Multiplicative Scatter Correction (MSC) is one approach for removing non-linear
effects in near-infrared (NIR) spectra. Such effects may arise as a result
of scattering effects in a sample.
This will generate additional variance which is not related to the
chemical interesting information contained in the spectrum, and we would,
therefore, like to remove it.

The file [`Data/nir_msc.txt`](Data/nir_msc.txt) contains $222$ spectra
sampled at $121$ wavelengths. Each row contains a spectrum, and each
column represents a single wavelength. You will now apply MSC to
correct these spectra.

### 12.4(a)
Find a representative spectrum by taking the mean of the $222$ spectra.
We will refer to this representative spectrum as $f(x)$ in the following.

In [None]:
# Your code here

### Your answer to question 12.4(a):
*Double click here*

### 12.4(b)
Correct each spectrum, $h_i(x)$, by first fitting it to a linear
equation,

\begin{equation}
h_i(x) = a_i f(x) + b_i ,
\end{equation}

and then remove the scattering effects by taking,

\begin{equation}
h_{i, \text{corrected}}(x) = \frac{h_i(x) -b_i}{a_i} .
\end{equation}

In [None]:
# Your code here

### Your answer to question 12.4(b):
*Double click here*

### 12.4(c)
Plot the corrected and uncorrected spectra.
Does this look like what you would expect?

In [None]:
# Your code here

### Your answer to question 12.4(c):
*Double click here*

### 12.4(d)
As stated above, MSC will remove some of the (presumably) uninteresting
variances.

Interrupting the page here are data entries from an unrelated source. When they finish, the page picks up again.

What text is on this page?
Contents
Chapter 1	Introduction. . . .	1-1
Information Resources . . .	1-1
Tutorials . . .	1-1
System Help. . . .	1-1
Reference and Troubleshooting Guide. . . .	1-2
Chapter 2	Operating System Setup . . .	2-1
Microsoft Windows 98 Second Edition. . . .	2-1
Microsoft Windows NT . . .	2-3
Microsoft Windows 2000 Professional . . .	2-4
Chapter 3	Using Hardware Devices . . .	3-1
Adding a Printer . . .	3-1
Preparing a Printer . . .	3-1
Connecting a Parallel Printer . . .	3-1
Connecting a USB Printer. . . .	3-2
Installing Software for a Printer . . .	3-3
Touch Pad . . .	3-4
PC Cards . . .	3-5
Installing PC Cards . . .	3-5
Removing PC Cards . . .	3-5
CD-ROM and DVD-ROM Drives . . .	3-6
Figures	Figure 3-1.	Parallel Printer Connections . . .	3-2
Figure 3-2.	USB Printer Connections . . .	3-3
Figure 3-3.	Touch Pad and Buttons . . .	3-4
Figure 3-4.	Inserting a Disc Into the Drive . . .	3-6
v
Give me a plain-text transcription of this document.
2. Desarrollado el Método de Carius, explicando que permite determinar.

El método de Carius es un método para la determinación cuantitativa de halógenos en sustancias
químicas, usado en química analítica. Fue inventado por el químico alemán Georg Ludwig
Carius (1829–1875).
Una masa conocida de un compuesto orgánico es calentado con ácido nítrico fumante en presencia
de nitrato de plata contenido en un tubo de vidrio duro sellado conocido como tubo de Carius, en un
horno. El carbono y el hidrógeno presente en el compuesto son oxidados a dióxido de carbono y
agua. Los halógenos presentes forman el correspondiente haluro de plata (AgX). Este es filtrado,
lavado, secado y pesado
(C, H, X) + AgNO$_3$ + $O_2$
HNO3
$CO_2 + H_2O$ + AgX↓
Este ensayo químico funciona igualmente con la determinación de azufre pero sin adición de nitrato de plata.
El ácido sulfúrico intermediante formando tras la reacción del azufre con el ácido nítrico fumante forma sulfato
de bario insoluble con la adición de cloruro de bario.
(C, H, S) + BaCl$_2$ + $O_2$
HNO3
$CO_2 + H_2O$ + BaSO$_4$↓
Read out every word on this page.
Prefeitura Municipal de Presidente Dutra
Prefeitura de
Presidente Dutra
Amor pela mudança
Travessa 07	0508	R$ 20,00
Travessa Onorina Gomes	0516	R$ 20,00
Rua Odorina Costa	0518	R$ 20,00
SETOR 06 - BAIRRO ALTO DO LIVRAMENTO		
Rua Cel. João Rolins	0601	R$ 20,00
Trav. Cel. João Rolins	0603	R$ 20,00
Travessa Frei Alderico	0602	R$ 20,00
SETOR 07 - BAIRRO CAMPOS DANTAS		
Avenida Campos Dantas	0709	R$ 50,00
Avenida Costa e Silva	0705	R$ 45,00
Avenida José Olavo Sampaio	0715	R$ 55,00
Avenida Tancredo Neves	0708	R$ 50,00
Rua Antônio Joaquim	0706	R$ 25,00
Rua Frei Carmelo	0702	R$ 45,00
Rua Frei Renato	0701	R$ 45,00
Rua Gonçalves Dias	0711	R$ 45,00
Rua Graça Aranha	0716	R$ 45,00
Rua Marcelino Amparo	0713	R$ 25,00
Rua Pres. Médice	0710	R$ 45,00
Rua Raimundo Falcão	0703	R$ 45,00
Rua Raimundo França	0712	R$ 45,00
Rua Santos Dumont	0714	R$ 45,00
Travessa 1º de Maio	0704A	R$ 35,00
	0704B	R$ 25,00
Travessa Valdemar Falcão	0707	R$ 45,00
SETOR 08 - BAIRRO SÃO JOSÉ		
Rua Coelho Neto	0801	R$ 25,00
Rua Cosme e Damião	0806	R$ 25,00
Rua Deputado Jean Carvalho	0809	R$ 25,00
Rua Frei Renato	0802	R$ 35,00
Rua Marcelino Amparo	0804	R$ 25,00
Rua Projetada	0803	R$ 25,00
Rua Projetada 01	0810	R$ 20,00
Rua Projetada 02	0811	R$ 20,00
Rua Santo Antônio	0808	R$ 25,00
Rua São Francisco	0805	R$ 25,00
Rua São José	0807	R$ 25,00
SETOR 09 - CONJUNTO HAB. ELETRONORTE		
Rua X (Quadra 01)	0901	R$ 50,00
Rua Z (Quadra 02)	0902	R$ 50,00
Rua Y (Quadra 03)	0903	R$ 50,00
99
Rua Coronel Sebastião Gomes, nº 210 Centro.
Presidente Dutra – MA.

We can quantify this by calculating the sum of squares, $SS_0$,

\begin{equation}
SS_0 = \sum_i \sum_j (x_{ij} - \overline{x}_j)^2,
\end{equation}

where $x_{ij}$ is the absorbance for spectrum $i$ at wavelength $j$, and
$\overline{x}_j$ is the mean of all spectra for wavelength $j$.
Calculate $SS_0$ for both the corrected and uncorrected spectra.
Does MSC reduce $SS_0$ as we expect?

In [None]:
# Your code here

### Your answer to question 12.4(d):
*Double click here*